The restaurant advertised itself as Chinese. In its provenance, the food perhaps tended more towards the Vietnamese than the Chinese. There were moments when it was nothing but Thai. But no one here was concerned with the detail of origins: not the sullen Slavic waiters, the absent owners. Haffner, however, didn't care. So long as the effect was Oriental, then Haffner was happy. It possessed an aquarium in which melancholic fish hid themselves beneath mossy banks, munching sand. It seemed Oriental enough for Haffner.

In this setting, Haffner sat and listened to his grandson: his anxious grandson. He was, thought Haffner, the kind of kid who was so vulnerable to women that he'd probably get aroused just by the naked mannequins in shop windows, their robotic defenceless arms. Their invisible nipples and missing pubic hair, like some statue of Venus found beneath the tarmac of a Roman street.

But I think that Haffner could have gone further than this.

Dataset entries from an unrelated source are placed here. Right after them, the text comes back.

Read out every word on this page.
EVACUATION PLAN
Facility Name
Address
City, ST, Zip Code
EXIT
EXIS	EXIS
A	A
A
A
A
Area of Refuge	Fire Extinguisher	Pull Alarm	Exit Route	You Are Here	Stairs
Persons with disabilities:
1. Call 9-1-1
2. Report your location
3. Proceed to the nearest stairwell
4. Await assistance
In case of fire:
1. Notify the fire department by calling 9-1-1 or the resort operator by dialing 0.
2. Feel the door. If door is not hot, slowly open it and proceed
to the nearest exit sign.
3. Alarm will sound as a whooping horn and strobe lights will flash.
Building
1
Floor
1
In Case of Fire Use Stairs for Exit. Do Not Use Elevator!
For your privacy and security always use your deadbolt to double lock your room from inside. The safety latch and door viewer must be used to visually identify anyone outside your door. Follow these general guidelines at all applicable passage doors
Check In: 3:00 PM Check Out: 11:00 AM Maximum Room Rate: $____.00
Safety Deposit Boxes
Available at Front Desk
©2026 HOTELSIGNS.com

There was so much to worry about, when considering the character of Benji.

2

Benji was the solitary only child. At fourteen he threw up in a girl's toilet after an evening of drinking whisky and was pleased at the suavity of his aim until he found out the next day that they had found sick everywhere. He used to listen to Liverpool matches on his clock radio in the dark under his Tottenham Hotspur duvet, for he was fickle. The first girl he kissed frightened him. Aged nine, he used to rehearse cricket strokes with a cricket stump and a practice golf ball in his bedroom, while listening to the classic ballad 'Take My Breath Away' on repeat. Like Haffner, the songs were always his downfall. He listened to 'Bridge Over Troubled Water' when Esmond drove him to the cricket matches.

Nothing in Benjamin's early youth had poise, or cool. Instead of cool, the miniature Benjamin hoarded Haffner's anecdotes. The stories of Haffner formed Benji's inheritance.